Identification of a glycolysis-related gene signature associated with clinical outcome for patients with lung squamous cell carcinoma

Abstract

Background: Lung squamous cell carcinoma (LUSC), one of the main types of lung cancer, has caused a huge social burden. There has been no significant progress in its therapy in recent years, Resulting in a poor prognosis. This study aims to develop a glycolysis-related gene signature to predict patients' survival with LUSC and explore new therapeutic targets.

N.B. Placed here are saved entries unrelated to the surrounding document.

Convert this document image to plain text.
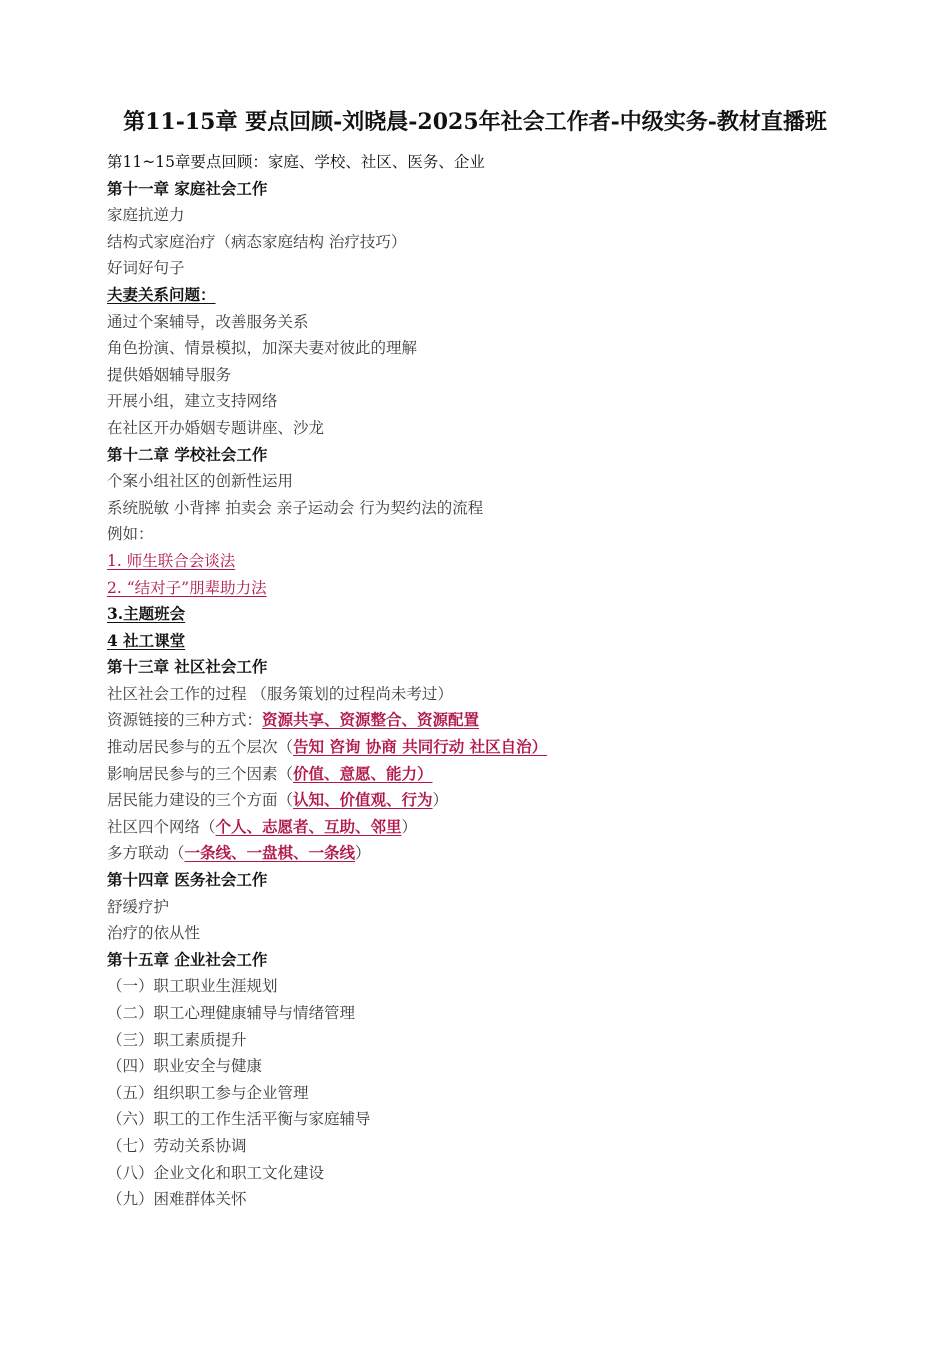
第11-15章 要点回顾-刘晓晨-2025年社会工作者-中级实务-教材直播班
第11~15章要点回顾：家庭、学校、社区、医务、企业
第十一章 家庭社会工作
家庭抗逆力
结构式家庭治疗（病态家庭结构 治疗技巧）
好词好句子
夫妻关系问题：
通过个案辅导，改善服务关系
角色扮演、情景模拟，加深夫妻对彼此的理解
提供婚姻辅导服务
开展小组，建立支持网络
在社区开办婚姻专题讲座、沙龙
第十二章 学校社会工作
个案小组社区的创新性运用
系统脱敏 小背摔 拍卖会 亲子运动会 行为契约法的流程
例如：
1. 师生联合会谈法
2. “结对子”朋辈助力法
3.主题班会
4 社工课堂
第十三章 社区社会工作
社区社会工作的过程 （服务策划的过程尚未考过）
资源链接的三种方式：资源共享、资源整合、资源配置
推动居民参与的五个层次（告知 咨询 协商 共同行动 社区自治）
影响居民参与的三个因素（价值、意愿、能力）
居民能力建设的三个方面（认知、价值观、行为）
社区四个网络（个人、志愿者、互助、邻里）
多方联动（一条线、一盘棋、一条线）
第十四章 医务社会工作
舒缓疗护
治疗的依从性
第十五章 企业社会工作
（一）职工职业生涯规划
（二）职工心理健康辅导与情绪管理
（三）职工素质提升
（四）职业安全与健康
（五）组织职工参与企业管理
（六）职工的工作生活平衡与家庭辅导
（七）劳动关系协调
（八）企业文化和职工文化建设
（九）困难群体关怀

Methods: We obtained the mRNA expression and clinical information of 550 patients with LUSC from the Cancer Genome Atlas (TCGA) database. Glycolysis genes were identified by Gene Set Enrichment Analysis (GSEA). The glycolysis-related gene signature was established using the Cox regression analysis.

Results: We developed five glycolysis-related genes signature (HKDC1, AGL, ALDH7A1, SLC16A3, and MIOX) to calculate each patient's risk score. According to the risk score, patients were divided into high- and low-risk groups and exhibited significant differences in overall survival (OS) between the two groups. The ROC curves showed that the AUC was 0.707 for the training cohort and 0.651 for the validation cohort. Additionally, the risk score was confirmed as an independent risk factor for LUSC patients by Cox regression analysis.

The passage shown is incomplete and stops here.